Her mother couldn't understand what had gotten into her youngest child since that holiday with Eustace and Edmund, two years ago. Lucy, whose smile and laughter had always brightened up her family's world, had become gloomy. There wasn't a day where she wouldn't sit in the staircase, looking out of the small window, sighing softly. Susan said it was her age, Peter was worried she might be sick and Edmund thought she might be in a depression and never did Lucy anything to explain her feelings to them. That she had left a bit of her heart in Narnia, with Aslan. She knew that over there the land was longing for her as much as she longed for it. She liked to call it melancholia, but she knew it was stronger than that.
She had long stopped caring about how she looked like, since that day on the Dawn Treader, the only time were Aslan had ever be disappointed in her. Well, he would probably be disappointed to see me like I am now... she thought sarcastically and a sad smile covered her face. Oh if only she could go back! She didn't understand how Aslan wanted her to find him here in England but she desperately wished to see him, to beg him to take her back home... Because Narnia was her home.
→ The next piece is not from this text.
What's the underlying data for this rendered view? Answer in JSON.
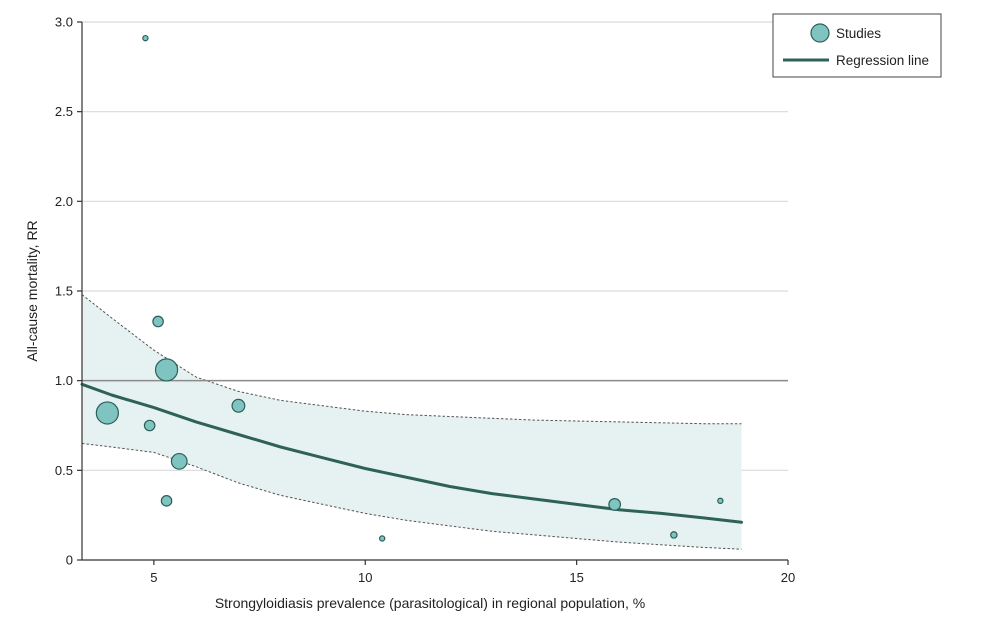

She didn't belong here any more and every day in this world tarnished more the light in her eyes. Every morning she woke up wondering why she was lying in this small bed, in this small room, in this sad world.
Today was worse than the other days and as she gazed out of the window, the bright spring sun seemed to mock her. She stared back at the laughing orb, wishing it would just disappear behind a cloud, so that she could be gloomy in peace. After a few seconds she blinked, not able to hold the sun's gaze any more and black spots appeared before her inner eye. Slightly annoyed by this, Lucy buttoned her blouse and tucked it in her skirt. Then she took her school bag and marched down the stairs towards the front door, not in the mood to have breakfast. Once she had loved the sun. Now she loathed its bright shine that reminded her of a much brighter, more beautiful one in another world. Rain suited England better.
Stomping through the alley, she didn't let herself glance a single time at the flowers that grew on the boarders of the alley. They were pretty, colourful and delicate and two years ago she would immediately have sat down a plucked a few violets that she would later braid in her hair. But now they seemed lifeless to her, the colours couldn't reach her frozen heart. The birds that were twitting in the branches seemed ridiculously dumb and their twitters lacked imagination. Lucy sniffed and continued her way, ignoring the friendly signs nature sent her.
Truly, she wasn't herself any more. She had lost herself.